La conversación entre Lucy y su jefa acerca de Sophie es brutal: “Con ella la tenemos difícil. No hay mercado para ese cuerpo.” El cuerpo racializado, fuera de las normas hegemónicas de belleza, es expulsado del circuito del deseo. Acá la película roza una lectura interseccional potente: no solo se comercia con afecto, sino que hay cuerpos que ni siquiera califican para entrar en ese mercado. Como diría Sara Ahmed, ciertos cuerpos “no encajan” y, por lo tanto, no generan orientación afectiva ni posibilidad de reciprocidad: están fuera del mapa del amor.

Escena 3: el gesto de darse como única mercancía

Cuando Lucy le confiesa a Harry que no tiene nada que ofrecerle excepto su cuerpo, y que un hombre como él solo la desearía una vez, despliega el punto de quiebre de la película. Es un momento de vulnerabilidad cruda: su cuerpo, desgastado por el uso simbólico, ya ni siquiera garantiza acceso sostenido al deseo. Lo que ofrece, entonces, es su percepción de él: “Me hacés sentir valiosa.” Se invierte la escena de Charlotte: ahora ella es la que suplica valor simbólico a través de la mirada del otro. La estructura se repite: las mujeres se espejan, se intercambian roles, pero nunca logran escapar del sistema que las mide en términos de utilidad emocional o capital erótico.

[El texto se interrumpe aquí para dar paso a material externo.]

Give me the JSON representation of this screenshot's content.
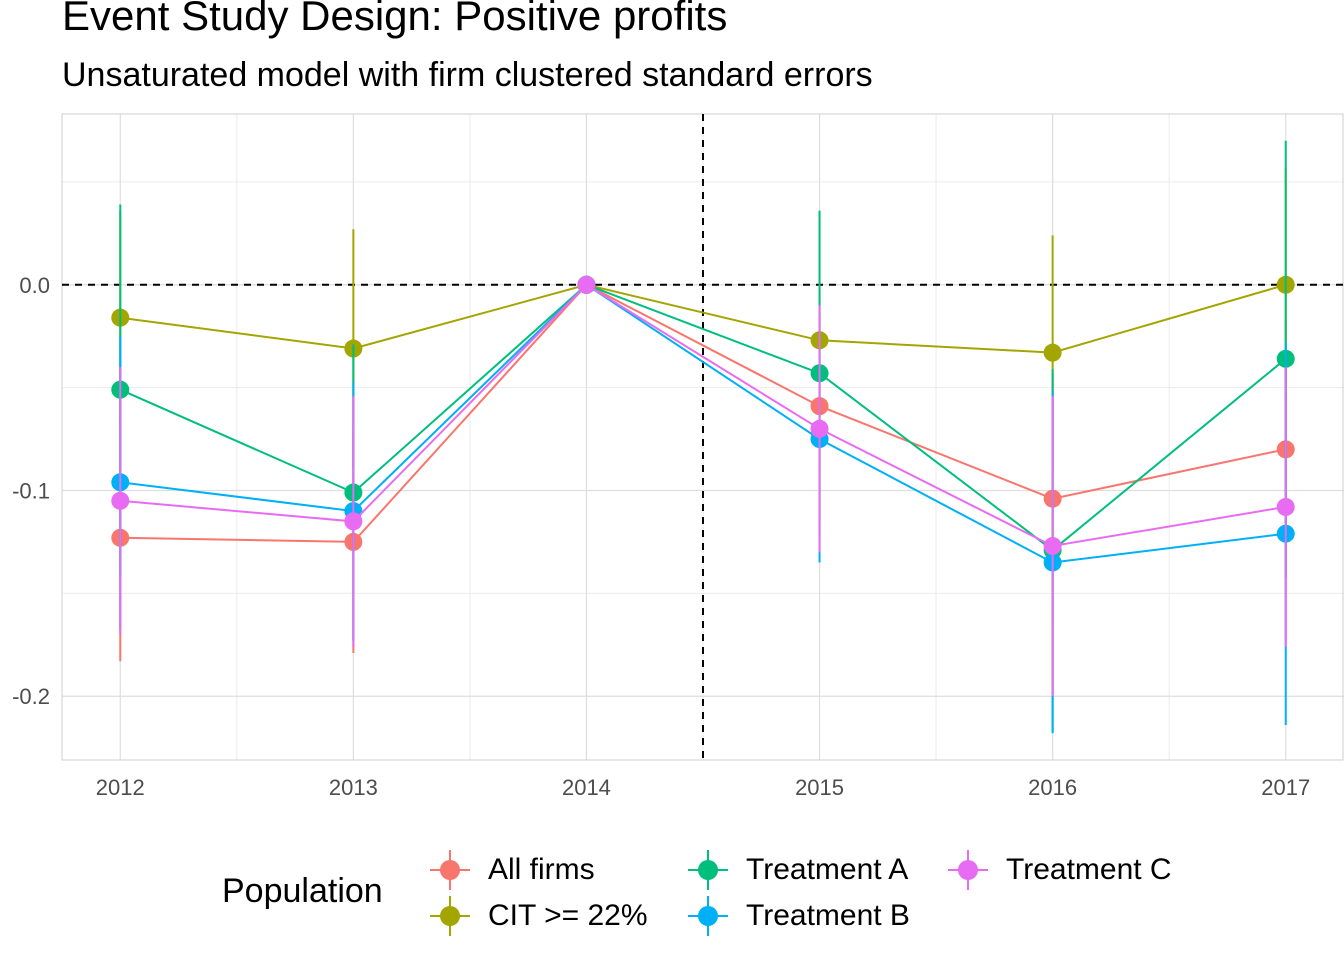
{
  "title": "Event Study Design: Positive profits",
  "subtitle": "Unsaturated model with firm clustered standard errors",
  "legend": {
    "title": "Population",
    "items": [
      {
        "label": "All firms",
        "color": "#F8766D"
      },
      {
        "label": "CIT >= 22%",
        "color": "#A3A500"
      },
      {
        "label": "Treatment A",
        "color": "#00BF7D"
      },
      {
        "label": "Treatment B",
        "color": "#00B0F6"
      },
      {
        "label": "Treatment C",
        "color": "#E76BF3"
      }
    ]
  },
  "chart_data": {
    "type": "line",
    "x": [
      2012,
      2013,
      2014,
      2015,
      2016,
      2017
    ],
    "x_tick_labels": [
      "2012",
      "2013",
      "2014",
      "2015",
      "2016",
      "2017"
    ],
    "y_ticks": [
      0.0,
      -0.1,
      -0.2
    ],
    "y_tick_labels": [
      "0.0",
      "-0.1",
      "-0.2"
    ],
    "xlim": [
      2011.75,
      2017.25
    ],
    "ylim": [
      -0.231,
      0.083
    ],
    "grid": true,
    "reference_lines": {
      "horizontal_y": 0.0,
      "vertical_x": 2014.5,
      "style": "dashed"
    },
    "legend_position": "bottom",
    "series": [
      {
        "name": "All firms",
        "color": "#F8766D",
        "values": [
          -0.123,
          -0.125,
          0.0,
          -0.059,
          -0.104,
          -0.08
        ],
        "lower": [
          -0.183,
          -0.179,
          0.0,
          -0.115,
          -0.165,
          -0.143
        ],
        "upper": [
          -0.063,
          -0.071,
          0.0,
          -0.003,
          -0.043,
          -0.017
        ]
      },
      {
        "name": "CIT >= 22%",
        "color": "#A3A500",
        "values": [
          -0.016,
          -0.031,
          0.0,
          -0.027,
          -0.033,
          0.0
        ],
        "lower": [
          -0.068,
          -0.089,
          0.0,
          -0.09,
          -0.09,
          -0.057
        ],
        "upper": [
          0.036,
          0.027,
          0.0,
          0.036,
          0.024,
          0.057
        ]
      },
      {
        "name": "Treatment A",
        "color": "#00BF7D",
        "values": [
          -0.051,
          -0.101,
          0.0,
          -0.043,
          -0.129,
          -0.036
        ],
        "lower": [
          -0.141,
          -0.173,
          0.0,
          -0.122,
          -0.217,
          -0.142
        ],
        "upper": [
          0.039,
          -0.029,
          0.0,
          0.036,
          -0.041,
          0.07
        ]
      },
      {
        "name": "Treatment B",
        "color": "#00B0F6",
        "values": [
          -0.096,
          -0.11,
          0.0,
          -0.075,
          -0.135,
          -0.121
        ],
        "lower": [
          -0.167,
          -0.173,
          0.0,
          -0.135,
          -0.218,
          -0.214
        ],
        "upper": [
          -0.025,
          -0.047,
          0.0,
          -0.015,
          -0.052,
          -0.028
        ]
      },
      {
        "name": "Treatment C",
        "color": "#E76BF3",
        "values": [
          -0.105,
          -0.115,
          0.0,
          -0.07,
          -0.127,
          -0.108
        ],
        "lower": [
          -0.17,
          -0.176,
          0.0,
          -0.13,
          -0.2,
          -0.176
        ],
        "upper": [
          -0.04,
          -0.054,
          0.0,
          -0.01,
          -0.054,
          -0.04
        ]
      }
    ]
  }
}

Podemos leer este momento desde Silvia Federici: los cuerpos femeninos son terreno de disputa económica desde la acumulación originaria hasta la vida contemporánea. Lucy ofrece lo único que tiene: su capacidad de actuar y un cuerpo que sabe que ya no es novedad. Lo que pone en juego no es el amor, sino la supervivencia.


Conclusión:

Materialistas es una sátira disfrazada de comedia romántica. Bajo su superficie encantadora, late una crítica feroz al mercado del afecto, a la economía erótica contemporánea y a los modos en que las mujeres negocian su valor en un mundo que aún las mide como objetos de deseo o inversión simbólica. Lucy es camaleónica no por conveniencia sino por necesidad. No elige actuar: actúa para no desaparecer. Su “lucidez” no es iluminadora sino dolorosa: ve lo que hay y lo soporta con la dignidad de quien ya entendió que el amor, en este sistema, siempre tiene precio.